Un’assoluzione ancora tutta da discutere. È quella ottenuta in primo grado dal vice-premier Matteo Salvini, nel processo Open Arms, dove era imputato di rifiuto d’atti d’ufficio e sequestro di persona in danno dei 147 naufraghi soccorsi dalla nave dell’Ong spagnola nell’agosto 2019. La Procura della Repubblica di Palermo infatti ha presentato ieri il ricorso alla Corte di Cassazione contro l’assoluzione del 20 dicembre 2024. Si tratta di un ricorso per “saltum”, che evita il processo d’appello, e arriva direttamente alla Cassazione.

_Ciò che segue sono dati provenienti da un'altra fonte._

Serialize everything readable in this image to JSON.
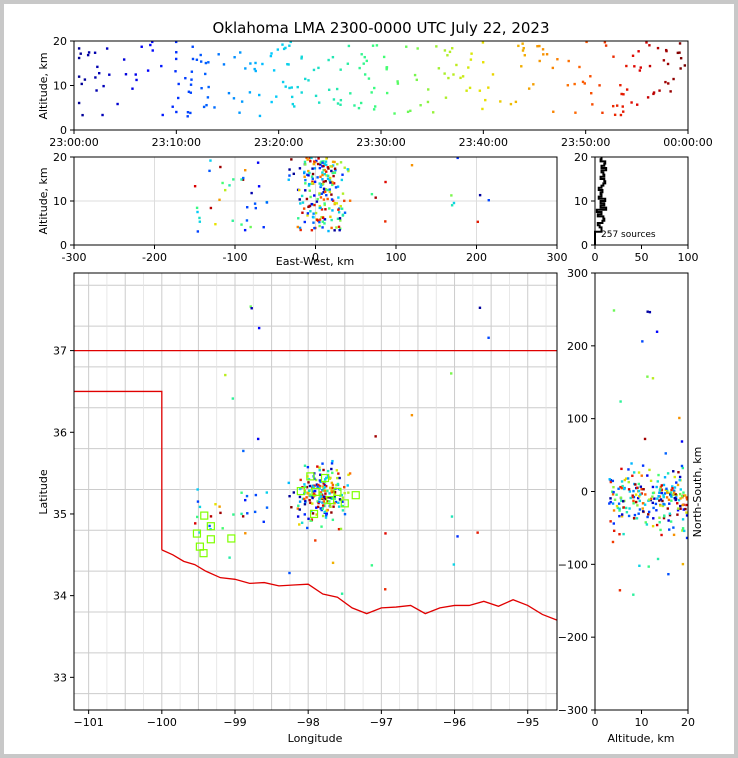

Secondo Oscar Camps, fondatore della Ong, “i fatti sono stati ampiamente ricostruiti in primo grado, abbiamo piena fiducia nel lavoro della Procura”. La procura di Palermo aveva richiesto una condanna a sei anni di reclusione.
L’auto-difesa di Salvini
“Difendere l’Italia e i suoi confini non è un reato, anche se qualcuno non si rassegna”, ha dichiarato ieri Salvini. “Ho fatto più di trenta udienze, il Tribunale mi ha assolto perché il fatto non sussiste, riconoscendo che difendere i confini non è un reato. Evidentemente qualcuno non si rassegna, andiamo avanti: non mi preoccupo”, ha aggiunto il vicepresidente del Consiglio.
Meloni: “Accanimento surreale”
Il ministro delle Infrastrutture ha ottenuto subito la solidarietà dell’intero centrodestra, a partire da Giorgia Meloni, che sui social ha postato: “È surreale questo accanimento, dopo un fallimentare processo di tre anni – a un ministro che voleva far rispettare la legge – concluso con un’assoluzione piena. Mi chiedo – ha continuato la premier – cosa pensino gli italiani di tutte queste energie e risorse spese così, mentre migliaia di cittadini onesti attendono giustizia”.
Piantedosi: “Imputabile anch’io”
“Se Salvini è imputabile per quello che ha fatto, allora mi tengo moralmente imputabile anche io. Mi dispiace molto, per motivi umani e professionali – ha affermato l’attuale ministro dell’Interno Matteo Piantedosi – Ho vissuto quella stagione, so cosa ha significato. Quell’azione fu compiuta per contrastare l’immigrazione illegale, una questione che resta centrale ancora oggi, anche rispetto all’Africa e alle sfide contemporanee”.
Il ministro ha ribadito che “la sentenza di assoluzione si fondava su principi molto retti” e ha espresso rammarico per il significato simbolico della scelta della Procura: “Dispiace vedere che un ministro dell’Interno possa essere di nuovo chiamato in causa per reati così gravi legati a una politica legittima, oggi condivisa da molti governi nel mondo”.